While somewhat distinctive in appearance, there are a few native insects that could be confused with this tree-killer. The whitespotted pine sawyer is the most similar-looking insect to the Asian longhorned beetle in N.C. The native sawyer is mottled brown or metallic black in color with faintly banded antennae. It can be distinguished by the white spot in the center of the wing covers, behind the head (this spot is not present on the Asian longhorned beetle). Sawyer beetles are common and attack stressed or dying pines and other conifers. The Asian longhorned beetle may also be confused with the eyed click beetle which is 1 – 1¾ inch long with white speckles and black “eye spots”. It is a predator of many wood-boring insects and is not considered a pest. So, if you’re searching for the Asian longhorned beetle, don’t get confused by its harmless look-a-likes!

The Asian longhorned beetle has a few look-a-likes, including the native whitespotted sawyer, which is not considered a pest. The whitespotted sawyer has a white spot directly behind the head that the Asian longhorned beetle lacks. Image: Maine Forest Service, maine.gov.

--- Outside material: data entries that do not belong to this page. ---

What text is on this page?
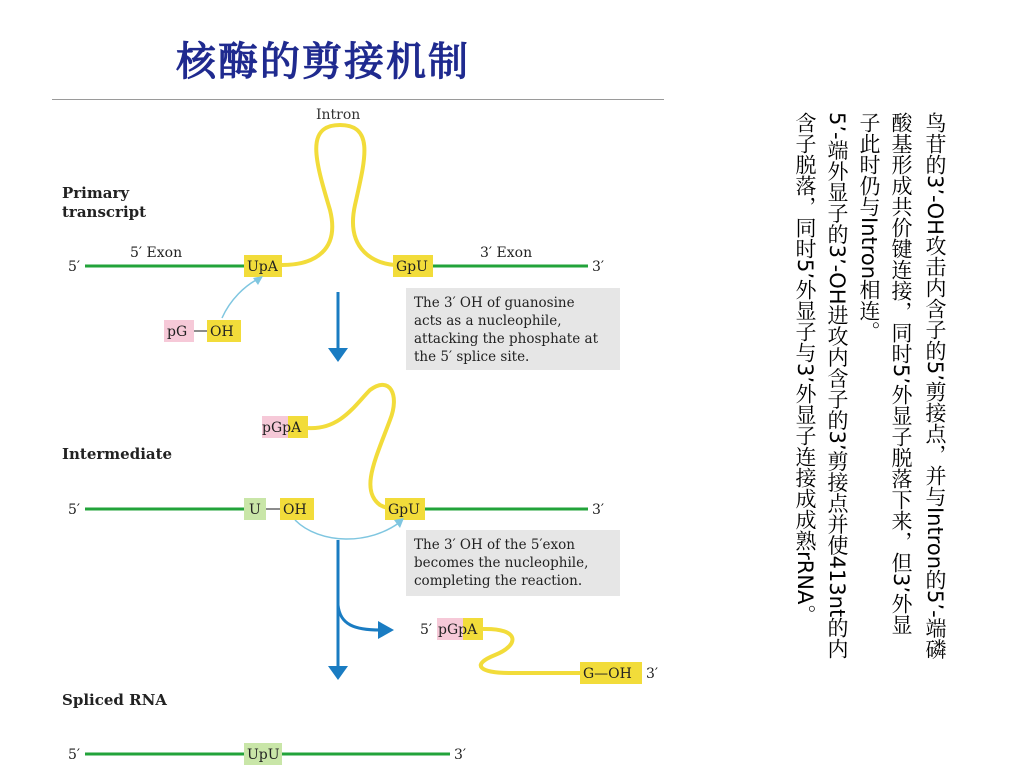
核酶的剪接机制
Intron
Primary
transcript
5′ Exon	3′ Exon
5′	UpA	GpU	3′
pG OH
The 3′ OH of guanosine
acts as a nucleophile,
attacking the phosphate at
the 5′ splice site.
pGpA
Intermediate
5′	U OH	GpU	3′
The 3′ OH of the 5′exon
becomes the nucleophile,
completing the reaction.
5′ pGpA
G—OH 3′
Spliced RNA
5′	UpU	3′
鸟苷的3’-OH攻击内含子的5’剪接点，并与Intron的5’-端磷
酸基形成共价键连接，同时5’外显子脱落下来，但3’外显
子此时仍与Intron相连。
5’-端外显子的3’-OH进攻内含子的3’剪接点并使413nt的内
含子脱落，同时5’外显子与3’外显子连接成成熟rRNA。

The Asian longhorned beetle leaves behind several clues after attacking a tree. The most distinctive is its perfectly round exit holes, which are about the width of a standard pencil eraser. When laying eggs, female beetles create a pit in the bark where they deposit a single egg. These pits are another sign that Asian longhorned beetle is present, along with the sap that may seep from the egg-laying spots. Other signs and symptoms include frass (excrement that looks like sawdust), bark cracking, branch breakage, and early fall coloration.

Management of the Asian longhorned beetle is not very pretty. Early detection and rapid response is the best way to eradicate the Asian longhorned beetle within a region. Removing and destroying all infested trees is necessary to rid an area of the pest. Even though this is not the most desirable technique, it is one that works. It has proven effective in states like Illinois and New Jersey where the pest has been eradicated.

To prevent the destruction of North Carolina’s hardwood trees, it is important that residents can recognize the signs and symptoms of the Asian longhorned beetle. Since the beetle spreads through wood, one of the best ways to prevent it is to buy and burn local firewood. Many invasive species, including the Asian longhorned beetle, can hitch a ride inside traveling firewood, so avoiding moving firewood long distances is a great way to reduce their spread. By remaining aware and reporting any sightings to the N.C. Forest Service, North Carolinians can ensure our hardwoods are protected – as long as the Asian longhorned beetle’s look-a-likes don’t play any tricks!